Ties that unite two islands

Monday 21st February 2011, 3:00PM GMT.

THERE are close links between this Island and Madeira, but it goes without saying that there are also major differences between our two communities.

To cite just one example, we enjoy a climate that is almost always benign. Even if our weather is all too often cold and wet, we are not prone to the extremes that sometimes affect our distant Atlantic neighbour.

However, the rarity in our temperate climes of extreme weather and the natural disasters that it can cause did nothing to prevent Islanders from empathising with the suffering caused by the horrific floods that Madeira endured 12 months ago. Indeed, the response to a tragedy which affected not only those Madeirans living at home but also the many who have settled temporarily or permanently in Jersey was immediate and impressive.

This was very much in line with Jersey’s track record of generosity in times of tragedy abroad, but the reaction will have served to strengthen ties between two linked islands.

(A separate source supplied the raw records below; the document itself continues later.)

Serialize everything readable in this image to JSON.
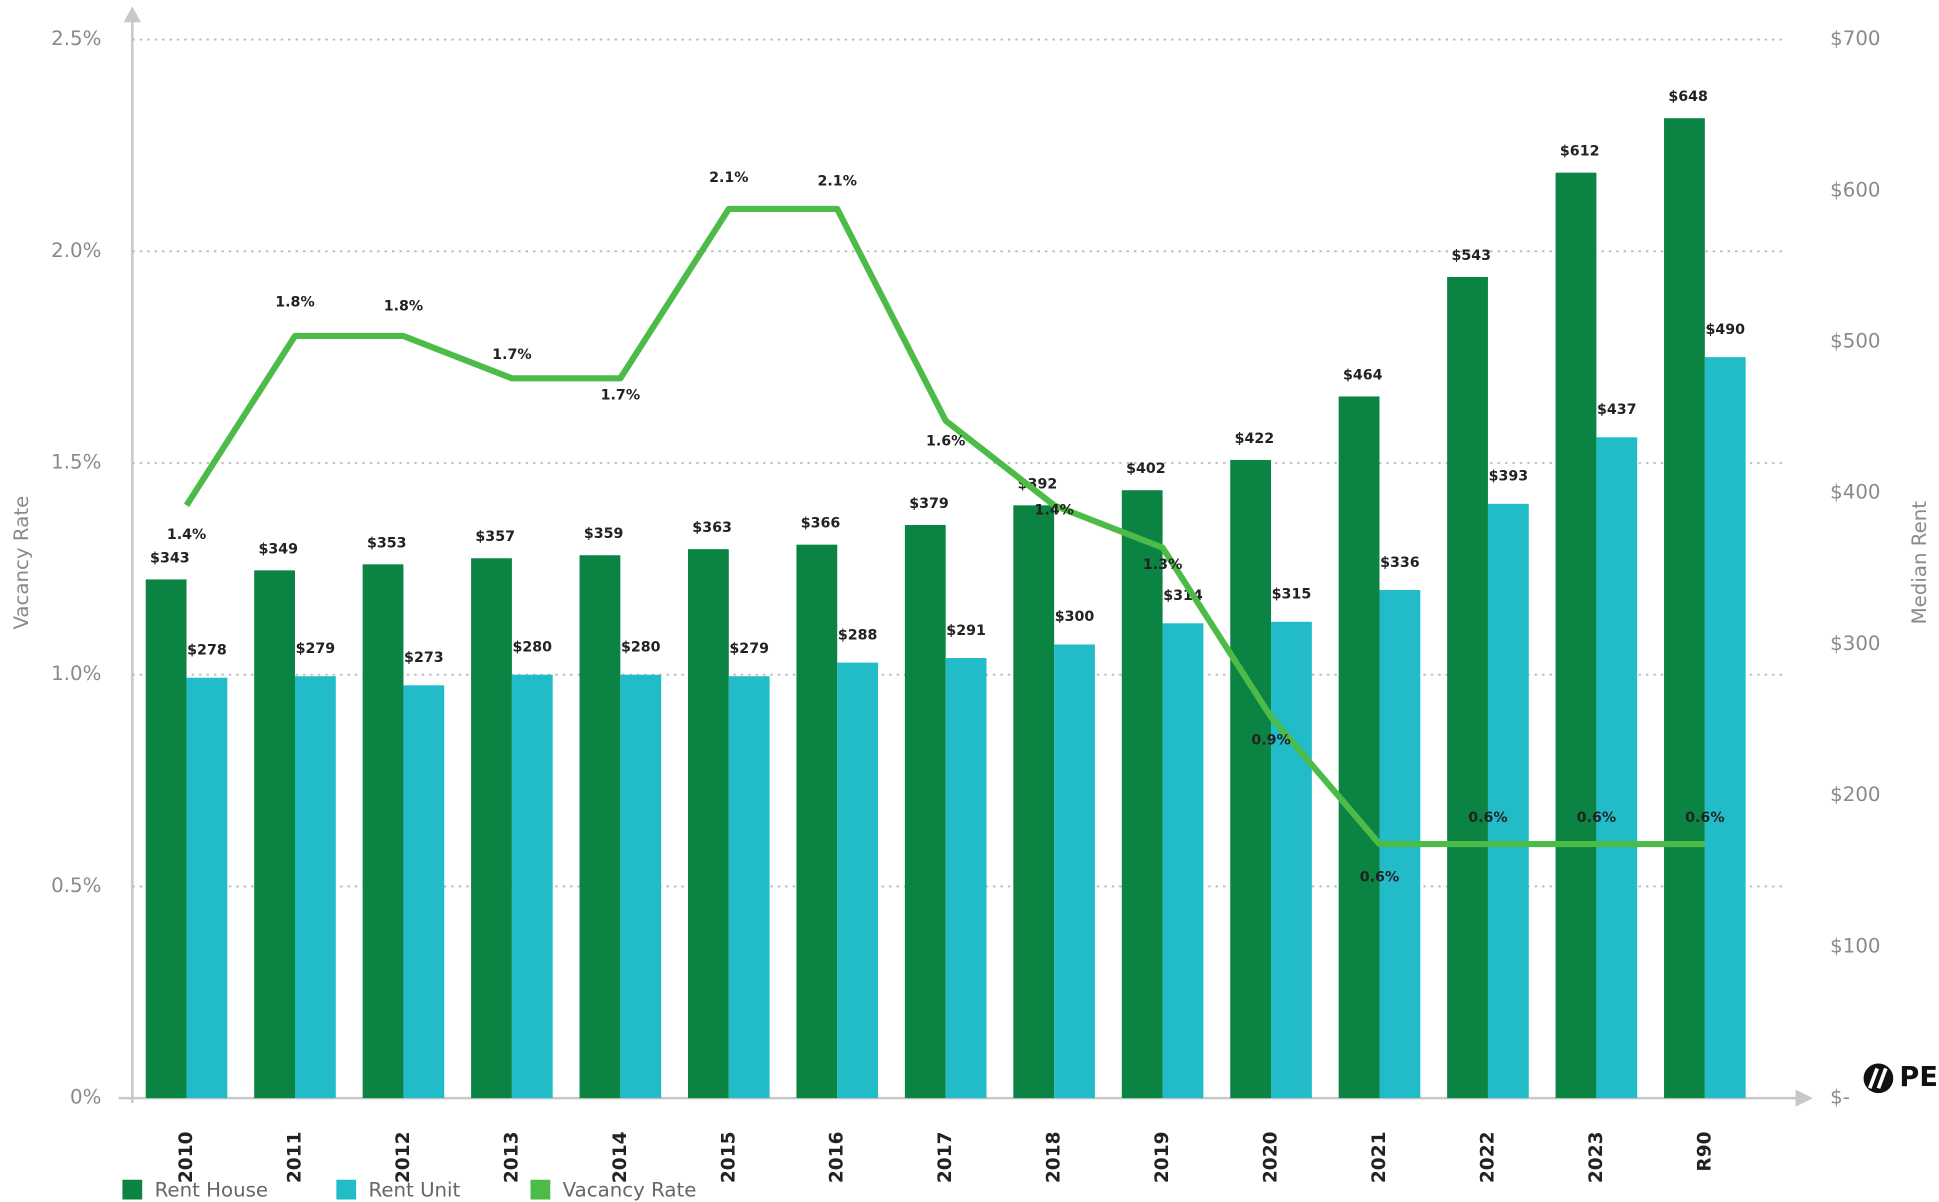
{
  "chart_data": {
    "type": "bar",
    "y_label": "Vacancy Rate",
    "y2_label": "Median Rent",
    "categories": [
      "2010",
      "2011",
      "2012",
      "2013",
      "2014",
      "2015",
      "2016",
      "2017",
      "2018",
      "2019",
      "2020",
      "2021",
      "2022",
      "2023",
      "R90"
    ],
    "series": [
      {
        "name": "Rent House",
        "type": "bar",
        "axis": "y2",
        "color": "#0b8443",
        "values": [
          343,
          349,
          353,
          357,
          359,
          363,
          366,
          379,
          392,
          402,
          422,
          464,
          543,
          612,
          648
        ],
        "value_labels": [
          "$343",
          "$349",
          "$353",
          "$357",
          "$359",
          "$363",
          "$366",
          "$379",
          "$392",
          "$402",
          "$422",
          "$464",
          "$543",
          "$612",
          "$648"
        ]
      },
      {
        "name": "Rent Unit",
        "type": "bar",
        "axis": "y2",
        "color": "#22bcc8",
        "values": [
          278,
          279,
          273,
          280,
          280,
          279,
          288,
          291,
          300,
          314,
          315,
          336,
          393,
          437,
          490
        ],
        "value_labels": [
          "$278",
          "$279",
          "$273",
          "$280",
          "$280",
          "$279",
          "$288",
          "$291",
          "$300",
          "$314",
          "$315",
          "$336",
          "$393",
          "$437",
          "$490"
        ]
      },
      {
        "name": "Vacancy Rate",
        "type": "line",
        "color": "#4cbb47",
        "values": [
          1.4,
          1.8,
          1.8,
          1.7,
          1.7,
          2.1,
          2.1,
          1.6,
          1.4,
          1.3,
          0.9,
          0.6,
          0.6,
          0.6,
          0.6
        ],
        "value_labels": [
          "1.4%",
          "1.8%",
          "1.8%",
          "1.7%",
          "1.7%",
          "2.1%",
          "2.1%",
          "1.6%",
          "1.4%",
          "1.3%",
          "0.9%",
          "0.6%",
          "0.6%",
          "0.6%",
          "0.6%"
        ]
      }
    ],
    "ylim": [
      0,
      2.5
    ],
    "yticks": [
      {
        "value": 0,
        "label": "0%"
      },
      {
        "value": 0.5,
        "label": "0.5%"
      },
      {
        "value": 1,
        "label": "1.0%"
      },
      {
        "value": 1.5,
        "label": "1.5%"
      },
      {
        "value": 2,
        "label": "2.0%"
      },
      {
        "value": 2.5,
        "label": "2.5%"
      }
    ],
    "y2lim": [
      0,
      700
    ],
    "y2ticks": [
      {
        "value": 0,
        "label": "$-"
      },
      {
        "value": 100,
        "label": "$100"
      },
      {
        "value": 200,
        "label": "$200"
      },
      {
        "value": 300,
        "label": "$300"
      },
      {
        "value": 400,
        "label": "$400"
      },
      {
        "value": 500,
        "label": "$500"
      },
      {
        "value": 600,
        "label": "$600"
      },
      {
        "value": 700,
        "label": "$700"
      }
    ],
    "grid": true,
    "legend": "bottom"
  },
  "brand": "PE"
}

A campaign organised by the charity Side by Side ultimately raised £100,000, money which is now being used to build an extension to a retirement home for elderly people left homeless by the floods. That home is in the village of Ribeira Brava, a place having especially firm connections with Jersey’s Madeiran community which, like too many others, was devastated by water, mud and a cascade of giant boulders when the flash floods struck.

Yesterday the people of Ribeira Brava and many thousands of others throughout Madeira packed churches to mark the first anniversary of the floods, which claimed 42 lives as well as rendering hundreds homeless. Appropriately, the commemoration was mirrored here, with special services in the Island’s Roman Catholic churches.

Madeira has now rebuilt destroyed and damaged buildings and has restored vital infrastructure such as roads, water mains and electricity cables. As a result, visitors to the island, which is heavily dependent on tourism, may now find it difficult to appreciate the scale of what happened a year ago.

That said, Jersey people who go to Madeira as tourists or to visit their
native island will know that this Island has played a small but symbolically very important part in the effort to restore normality.